Ainsi, le manque de services de garde d’enfants abordables n’est probablement pas la principale raison pour laquelle les femmes coréennes languissent sur le marché du travail. La femme moyenne gagne toujours deux tiers du salaire de l’homme moyen et se voit offrir moins de possibilités d’avancement. Des arrangements informels visant à limiter le nombre de femmes employées persistent dans certaines entreprises ; plusieurs banques ont récemment été condamnées à une amende pour avoir modifié illégalement les résultats des tests des candidats à l’embauche afin de s’assurer que davantage d’hommes soient embauchés.

La plupart des discriminations sont plus subtiles. De nombreux patrons pensent que les emplois des hommes sont plus importants que ceux des femmes car, supposent-ils, les hommes sont les principaux soutiens de famille. Julian Han, qui dirige la division des articles de maison chez Lotte Mart, le plus grand détaillant du pays, raconte qu’un précédent employeur a expliqué sa décision de ne pas la promouvoir en disant qu’elle pouvait toujours démissionner et vivre avec son mari alors que son concurrent masculin devait subvenir aux besoins d’une famille. Il est difficile de reprendre le même emploi ou un emploi similaire après un congé de maternité. Par conséquent, il y a encore trop de femmes bien formées dont le potentiel est gaspillé.

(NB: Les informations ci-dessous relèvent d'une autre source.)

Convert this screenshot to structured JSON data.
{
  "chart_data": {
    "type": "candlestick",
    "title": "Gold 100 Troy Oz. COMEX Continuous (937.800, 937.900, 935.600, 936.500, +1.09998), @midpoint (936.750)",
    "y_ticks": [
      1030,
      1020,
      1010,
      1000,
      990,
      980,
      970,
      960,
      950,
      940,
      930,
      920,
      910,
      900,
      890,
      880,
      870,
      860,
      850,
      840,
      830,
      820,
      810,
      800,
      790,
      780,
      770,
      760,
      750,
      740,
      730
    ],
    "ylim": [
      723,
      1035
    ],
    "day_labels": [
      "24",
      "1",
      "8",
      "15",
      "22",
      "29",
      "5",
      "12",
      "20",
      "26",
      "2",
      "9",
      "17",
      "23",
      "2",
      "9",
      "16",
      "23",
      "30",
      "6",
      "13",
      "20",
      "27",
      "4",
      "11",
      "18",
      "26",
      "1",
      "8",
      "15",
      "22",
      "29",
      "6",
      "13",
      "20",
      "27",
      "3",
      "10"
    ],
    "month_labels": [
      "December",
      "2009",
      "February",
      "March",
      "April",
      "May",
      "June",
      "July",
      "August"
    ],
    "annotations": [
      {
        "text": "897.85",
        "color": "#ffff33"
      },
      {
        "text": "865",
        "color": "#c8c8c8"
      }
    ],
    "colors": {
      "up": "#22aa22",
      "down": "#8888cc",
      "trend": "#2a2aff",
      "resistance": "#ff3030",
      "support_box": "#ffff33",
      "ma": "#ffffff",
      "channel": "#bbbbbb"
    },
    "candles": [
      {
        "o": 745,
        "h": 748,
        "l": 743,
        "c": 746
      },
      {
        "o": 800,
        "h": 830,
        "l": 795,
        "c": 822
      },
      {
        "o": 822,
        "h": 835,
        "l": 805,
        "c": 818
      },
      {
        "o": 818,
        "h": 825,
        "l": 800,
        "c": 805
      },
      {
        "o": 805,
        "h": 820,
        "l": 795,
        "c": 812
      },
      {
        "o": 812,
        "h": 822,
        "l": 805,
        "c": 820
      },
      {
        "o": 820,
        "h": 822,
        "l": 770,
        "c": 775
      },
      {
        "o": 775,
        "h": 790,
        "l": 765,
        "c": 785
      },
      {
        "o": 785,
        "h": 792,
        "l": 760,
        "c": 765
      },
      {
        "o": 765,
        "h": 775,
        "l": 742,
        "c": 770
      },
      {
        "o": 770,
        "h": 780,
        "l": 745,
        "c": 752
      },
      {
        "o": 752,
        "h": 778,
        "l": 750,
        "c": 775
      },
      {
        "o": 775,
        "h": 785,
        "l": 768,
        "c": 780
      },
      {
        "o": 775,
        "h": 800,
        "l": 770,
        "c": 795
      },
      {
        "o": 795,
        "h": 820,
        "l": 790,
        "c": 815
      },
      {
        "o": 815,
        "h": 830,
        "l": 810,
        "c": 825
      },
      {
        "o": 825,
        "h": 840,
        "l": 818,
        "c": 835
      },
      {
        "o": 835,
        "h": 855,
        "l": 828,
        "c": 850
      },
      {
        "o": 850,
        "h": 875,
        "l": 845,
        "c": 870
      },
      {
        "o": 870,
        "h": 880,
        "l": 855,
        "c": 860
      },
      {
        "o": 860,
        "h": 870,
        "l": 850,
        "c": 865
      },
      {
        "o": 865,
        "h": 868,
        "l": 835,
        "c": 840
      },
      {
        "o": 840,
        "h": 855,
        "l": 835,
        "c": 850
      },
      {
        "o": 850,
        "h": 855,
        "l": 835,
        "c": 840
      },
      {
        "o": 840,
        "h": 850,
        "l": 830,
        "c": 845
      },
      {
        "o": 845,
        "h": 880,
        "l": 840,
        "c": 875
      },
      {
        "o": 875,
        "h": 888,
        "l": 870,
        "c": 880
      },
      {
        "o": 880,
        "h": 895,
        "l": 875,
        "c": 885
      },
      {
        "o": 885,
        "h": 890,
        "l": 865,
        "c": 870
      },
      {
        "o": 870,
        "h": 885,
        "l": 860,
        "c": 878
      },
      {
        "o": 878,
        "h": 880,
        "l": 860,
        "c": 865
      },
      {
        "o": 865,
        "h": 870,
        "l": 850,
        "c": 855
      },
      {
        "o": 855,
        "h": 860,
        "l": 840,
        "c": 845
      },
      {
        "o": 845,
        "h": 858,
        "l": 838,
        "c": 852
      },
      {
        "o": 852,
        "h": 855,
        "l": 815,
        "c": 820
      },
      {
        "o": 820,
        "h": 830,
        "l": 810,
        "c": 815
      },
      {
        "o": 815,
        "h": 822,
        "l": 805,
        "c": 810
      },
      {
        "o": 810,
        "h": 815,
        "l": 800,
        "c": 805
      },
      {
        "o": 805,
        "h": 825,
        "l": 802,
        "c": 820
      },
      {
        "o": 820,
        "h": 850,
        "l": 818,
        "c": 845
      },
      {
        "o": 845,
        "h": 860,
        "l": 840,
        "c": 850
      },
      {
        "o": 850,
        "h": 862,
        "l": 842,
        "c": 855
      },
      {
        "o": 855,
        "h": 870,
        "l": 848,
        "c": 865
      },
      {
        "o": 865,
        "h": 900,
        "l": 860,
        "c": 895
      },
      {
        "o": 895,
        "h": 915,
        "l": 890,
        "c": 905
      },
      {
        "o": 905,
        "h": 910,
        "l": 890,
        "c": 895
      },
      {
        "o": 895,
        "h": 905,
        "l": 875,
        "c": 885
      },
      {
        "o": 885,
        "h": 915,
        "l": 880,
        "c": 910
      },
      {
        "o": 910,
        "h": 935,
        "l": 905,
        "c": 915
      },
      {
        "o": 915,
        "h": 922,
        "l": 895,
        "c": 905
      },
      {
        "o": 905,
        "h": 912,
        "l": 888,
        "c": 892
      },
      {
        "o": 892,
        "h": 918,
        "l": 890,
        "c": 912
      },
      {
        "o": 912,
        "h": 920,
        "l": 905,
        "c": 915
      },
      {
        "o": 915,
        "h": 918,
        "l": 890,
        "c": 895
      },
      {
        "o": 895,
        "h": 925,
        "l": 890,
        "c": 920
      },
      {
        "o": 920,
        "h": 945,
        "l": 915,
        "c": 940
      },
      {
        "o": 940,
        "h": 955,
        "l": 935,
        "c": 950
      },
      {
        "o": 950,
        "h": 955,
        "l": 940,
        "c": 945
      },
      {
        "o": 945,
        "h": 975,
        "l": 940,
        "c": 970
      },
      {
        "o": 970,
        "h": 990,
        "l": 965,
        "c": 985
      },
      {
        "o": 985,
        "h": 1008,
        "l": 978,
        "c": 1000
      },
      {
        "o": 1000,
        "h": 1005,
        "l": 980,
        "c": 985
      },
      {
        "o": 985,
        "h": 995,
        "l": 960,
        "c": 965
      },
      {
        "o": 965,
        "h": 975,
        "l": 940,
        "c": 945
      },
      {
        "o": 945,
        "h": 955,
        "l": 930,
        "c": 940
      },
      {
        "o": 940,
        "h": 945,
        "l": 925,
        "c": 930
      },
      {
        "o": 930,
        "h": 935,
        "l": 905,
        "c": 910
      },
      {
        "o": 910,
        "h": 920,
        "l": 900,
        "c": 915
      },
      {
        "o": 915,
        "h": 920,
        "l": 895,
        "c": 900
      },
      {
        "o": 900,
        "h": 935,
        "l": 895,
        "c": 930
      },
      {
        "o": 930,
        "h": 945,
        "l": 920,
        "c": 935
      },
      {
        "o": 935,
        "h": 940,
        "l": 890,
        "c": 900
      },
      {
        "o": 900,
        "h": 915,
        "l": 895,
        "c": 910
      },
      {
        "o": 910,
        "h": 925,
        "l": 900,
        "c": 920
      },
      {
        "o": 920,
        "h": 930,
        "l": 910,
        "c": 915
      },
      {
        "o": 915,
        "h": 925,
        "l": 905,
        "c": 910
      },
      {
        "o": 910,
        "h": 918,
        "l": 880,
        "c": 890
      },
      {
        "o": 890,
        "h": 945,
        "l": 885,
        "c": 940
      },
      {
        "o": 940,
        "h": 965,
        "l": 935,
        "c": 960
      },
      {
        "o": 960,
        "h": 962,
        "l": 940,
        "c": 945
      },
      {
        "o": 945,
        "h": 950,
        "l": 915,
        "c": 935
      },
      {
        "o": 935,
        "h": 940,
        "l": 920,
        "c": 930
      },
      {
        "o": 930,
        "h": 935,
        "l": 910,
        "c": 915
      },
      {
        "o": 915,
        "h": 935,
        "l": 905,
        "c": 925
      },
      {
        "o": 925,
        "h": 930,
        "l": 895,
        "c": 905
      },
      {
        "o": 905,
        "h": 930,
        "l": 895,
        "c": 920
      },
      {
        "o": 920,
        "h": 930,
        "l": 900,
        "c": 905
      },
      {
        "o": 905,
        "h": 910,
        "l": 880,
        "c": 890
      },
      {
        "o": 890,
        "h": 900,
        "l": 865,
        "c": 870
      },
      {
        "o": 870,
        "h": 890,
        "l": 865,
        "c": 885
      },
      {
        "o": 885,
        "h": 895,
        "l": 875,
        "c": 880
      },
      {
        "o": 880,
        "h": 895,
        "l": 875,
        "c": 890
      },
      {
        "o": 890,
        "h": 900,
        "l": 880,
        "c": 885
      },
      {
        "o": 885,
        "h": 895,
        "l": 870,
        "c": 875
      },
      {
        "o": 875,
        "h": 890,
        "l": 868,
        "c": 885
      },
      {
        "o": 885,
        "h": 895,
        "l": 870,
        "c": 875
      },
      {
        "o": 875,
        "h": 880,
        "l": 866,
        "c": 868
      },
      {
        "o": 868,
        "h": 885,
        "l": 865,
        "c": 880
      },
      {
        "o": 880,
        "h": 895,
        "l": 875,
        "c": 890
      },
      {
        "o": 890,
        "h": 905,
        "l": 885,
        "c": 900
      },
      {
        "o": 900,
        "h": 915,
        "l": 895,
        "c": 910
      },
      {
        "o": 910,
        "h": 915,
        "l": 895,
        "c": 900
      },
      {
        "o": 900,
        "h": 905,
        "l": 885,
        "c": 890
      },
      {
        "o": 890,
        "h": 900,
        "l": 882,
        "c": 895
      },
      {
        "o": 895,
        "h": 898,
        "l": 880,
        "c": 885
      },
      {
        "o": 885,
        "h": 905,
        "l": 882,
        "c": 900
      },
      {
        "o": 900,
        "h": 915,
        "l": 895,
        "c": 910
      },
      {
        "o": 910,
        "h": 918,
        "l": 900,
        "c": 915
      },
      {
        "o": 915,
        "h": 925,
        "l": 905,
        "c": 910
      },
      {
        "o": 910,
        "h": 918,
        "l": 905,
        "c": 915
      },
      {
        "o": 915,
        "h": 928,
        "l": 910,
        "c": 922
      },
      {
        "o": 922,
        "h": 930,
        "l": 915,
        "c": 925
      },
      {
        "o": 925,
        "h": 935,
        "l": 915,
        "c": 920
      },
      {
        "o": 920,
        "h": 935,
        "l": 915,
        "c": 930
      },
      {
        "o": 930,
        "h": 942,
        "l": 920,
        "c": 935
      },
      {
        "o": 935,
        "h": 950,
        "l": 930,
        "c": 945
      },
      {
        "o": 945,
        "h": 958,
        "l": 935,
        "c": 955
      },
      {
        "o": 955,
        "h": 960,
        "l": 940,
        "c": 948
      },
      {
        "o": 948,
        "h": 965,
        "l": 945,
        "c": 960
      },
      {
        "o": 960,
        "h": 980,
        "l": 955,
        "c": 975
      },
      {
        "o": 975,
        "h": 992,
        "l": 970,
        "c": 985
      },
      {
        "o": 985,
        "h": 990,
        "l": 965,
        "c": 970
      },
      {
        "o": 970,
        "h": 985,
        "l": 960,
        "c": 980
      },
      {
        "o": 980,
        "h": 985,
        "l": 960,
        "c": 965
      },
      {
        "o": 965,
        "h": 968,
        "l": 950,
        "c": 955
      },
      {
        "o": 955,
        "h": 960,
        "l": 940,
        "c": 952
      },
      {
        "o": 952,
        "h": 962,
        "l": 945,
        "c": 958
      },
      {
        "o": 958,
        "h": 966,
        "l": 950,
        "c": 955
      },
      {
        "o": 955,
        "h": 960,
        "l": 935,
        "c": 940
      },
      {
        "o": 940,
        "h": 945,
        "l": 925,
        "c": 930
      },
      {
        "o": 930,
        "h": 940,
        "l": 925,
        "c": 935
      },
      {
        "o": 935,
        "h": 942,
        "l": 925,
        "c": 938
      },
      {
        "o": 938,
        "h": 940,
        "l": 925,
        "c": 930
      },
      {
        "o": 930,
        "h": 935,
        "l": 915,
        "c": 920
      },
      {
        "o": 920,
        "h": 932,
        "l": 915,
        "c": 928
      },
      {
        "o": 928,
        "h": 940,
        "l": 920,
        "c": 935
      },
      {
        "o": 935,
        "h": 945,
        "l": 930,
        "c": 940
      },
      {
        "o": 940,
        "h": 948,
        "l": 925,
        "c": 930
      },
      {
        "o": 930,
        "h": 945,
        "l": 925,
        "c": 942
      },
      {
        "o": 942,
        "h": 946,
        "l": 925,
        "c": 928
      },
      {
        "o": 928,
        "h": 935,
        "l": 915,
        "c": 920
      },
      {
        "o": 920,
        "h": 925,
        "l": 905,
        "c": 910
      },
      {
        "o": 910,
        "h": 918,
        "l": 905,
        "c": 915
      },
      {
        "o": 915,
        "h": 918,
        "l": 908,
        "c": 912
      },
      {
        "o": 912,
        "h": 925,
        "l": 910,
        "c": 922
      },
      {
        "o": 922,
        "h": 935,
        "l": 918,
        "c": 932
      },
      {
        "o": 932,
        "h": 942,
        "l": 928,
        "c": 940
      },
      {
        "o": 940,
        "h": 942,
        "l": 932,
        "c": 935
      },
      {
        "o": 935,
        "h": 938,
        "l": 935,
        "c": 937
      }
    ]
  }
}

Améliorer leur situation est un objectif en soi. Elle est également devenue vitale pour atteindre l’objectif le plus urgent du gouvernement : générer suffisamment de croissance pour soutenir un pays qui vieillit rapidement.

Tout le monde n’est pas heureux d’entendre les femmes réclamer bruyamment plus. « Il y avait des problèmes d’inégalité entre les sexes dans le passé, mais ces féministes ne cherchent qu’à obtenir des avantages pour les femmes au détriment des hommes », déclare Oh Serabi, une femme écrivain et militante d’une génération plus ancienne. « Les femmes devraient travailler aux côtés des hommes pour améliorer la société, et non les combattre ». Certains jeunes hommes soutiennent que ce sont eux qui ont la courte paille. Les femmes sont exemptées du service militaire, qui est universel et éreintant pour les hommes. Certains hommes se sentent blâmés pour des structures qu’ils n’ont pas créées. « Nous n’avons pas demandé le patriarcat », dit Moon Sung-ho, qui travaille avec Mme Oh. « C’est injuste de la part des féministes de nous cibler simplement parce que nous sommes des hommes. »

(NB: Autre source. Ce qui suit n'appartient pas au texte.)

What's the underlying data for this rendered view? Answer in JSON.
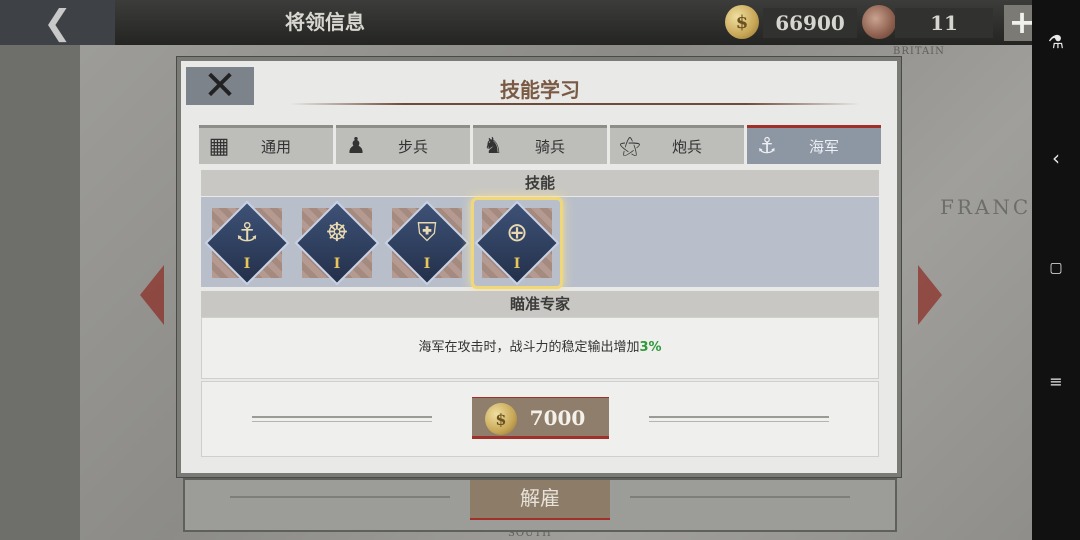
{
  "topbar": {
    "title": "将领信息",
    "gold": "66900",
    "medals": "11",
    "plus_label": "+"
  },
  "background": {
    "map_label": "FRANCE",
    "map_label_top": "BRITAIN",
    "map_label_bottom": "SOUTH",
    "under_button": "解雇"
  },
  "dialog": {
    "title": "技能学习",
    "tabs": [
      {
        "label": "通用",
        "icon": "grid-icon"
      },
      {
        "label": "步兵",
        "icon": "infantry-icon"
      },
      {
        "label": "骑兵",
        "icon": "horse-icon"
      },
      {
        "label": "炮兵",
        "icon": "cannon-icon"
      },
      {
        "label": "海军",
        "icon": "anchor-icon",
        "active": true
      }
    ],
    "skills_header": "技能",
    "skills": [
      {
        "icon": "ship-location-icon",
        "level": "I"
      },
      {
        "icon": "ship-wheel-icon",
        "level": "I"
      },
      {
        "icon": "ship-shield-icon",
        "level": "I"
      },
      {
        "icon": "crosshair-icon",
        "level": "I",
        "selected": true
      }
    ],
    "skill_name": "瞄准专家",
    "description_prefix": "海军在攻击时，战斗力的稳定输出增加",
    "description_value": "3%",
    "cost": "7000"
  },
  "colors": {
    "accent_red": "#a0302a",
    "highlight_green": "#2f9a3a",
    "title_brown": "#7a5a44",
    "active_tab": "#8d96a3"
  }
}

L’attitude des hommes n’a pas rattrapé les demandes des femmes. Lorsque les hommes se marient, ils ont des attentes plus traditionnelles que les femmes en matière de rôles sexuels. Même dans les familles où les deux partenaires travaillent, les femmes consacrent plus de trois heures par jour aux tâches ménagères et à la garde des enfants, contre seulement une demi-heure pour les hommes. Les hommes passent neuf heures par jour au bureau, contre sept heures pour les femmes.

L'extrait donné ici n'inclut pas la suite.